LIFE&STYLE

[Video] Future food source evokes nostalgia for old days

By Im Eun-byel
  • Published : Apr 19, 2018 - 14:42
  • Updated : May 9, 2018 - 14:22
Taking a spring stroll along riverside parks, passersby might be startled by a steaming pot of brownish worms. Called “beondegi,“ the wormlike creatures are boiled silkworm pupae.

While the insects are considered a possible future food source, Koreans have been eating silkworm pupae for half a century. Beondegi was a common street food in the late 20th century. 


(Produced and narrated by Lim Jeong-yeo/Reporter Im Eun-byel appears in this video)

During the country‘s rapid industrialization, Korea’s textile industry boomed and people needed to deal with the leftover silkworm pupae used to extract silk. They decided to cook them up for a snack. The pupae shrink up when cooked to the size of a fingernail. These days, silkworm pupae are mostly imported from China.

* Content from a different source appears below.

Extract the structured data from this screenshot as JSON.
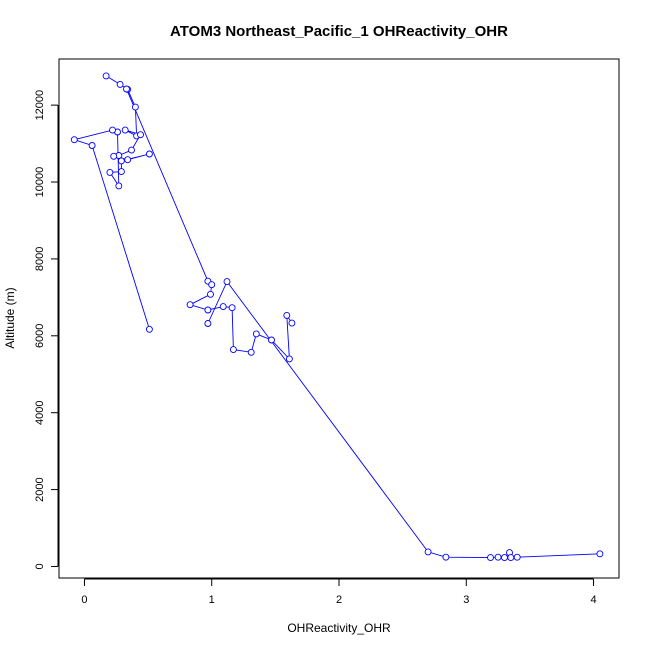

As disposable cups were not easily available in those days, vendors used newspapers to make funnel-shaped cones. After indulging beondegi, one’s hands would be soaked with the soup. The soup is still considered a delicacy among beondegi enthusiasts. 

Beondegi (The Korea Herald / Lim Jeong-yeo)

To make beondegi, patience is paramount. After being marinated with sweet soy sauce, silkworm pupae need to be boiled for hours with some water. The scent is distinctive, making the dish detectable from meters away.

As beondegi is chewed, pupae pop in the mouth, squirting bits of juice. Some pupae are soft, others are harder in texture. Soft ones hold more juice. They are neither very chewy nor mushy. The overall taste is savory and sweet, with a hint of soy sauce. 

Beondegi (The Korea Herald / Lim Jeong-yeo)

Beondegi was widely eaten in the past as there weren’t many sources of affordable animal protein.

Nowadays, beondegi is served in disposable cups. But it is not easy to find the silkworms at street stalls in Seoul. As the dish is unfamiliar to the younger generation and foreigners, street vendors in popular districts don’t sell it. One would have to visit hiking trails or recreational areas to find it.

However, canned beondegi is sold at supermarkets and convenience stores. Or you can try it in the form of beondegi soup, frequently served with alcohol at pubs.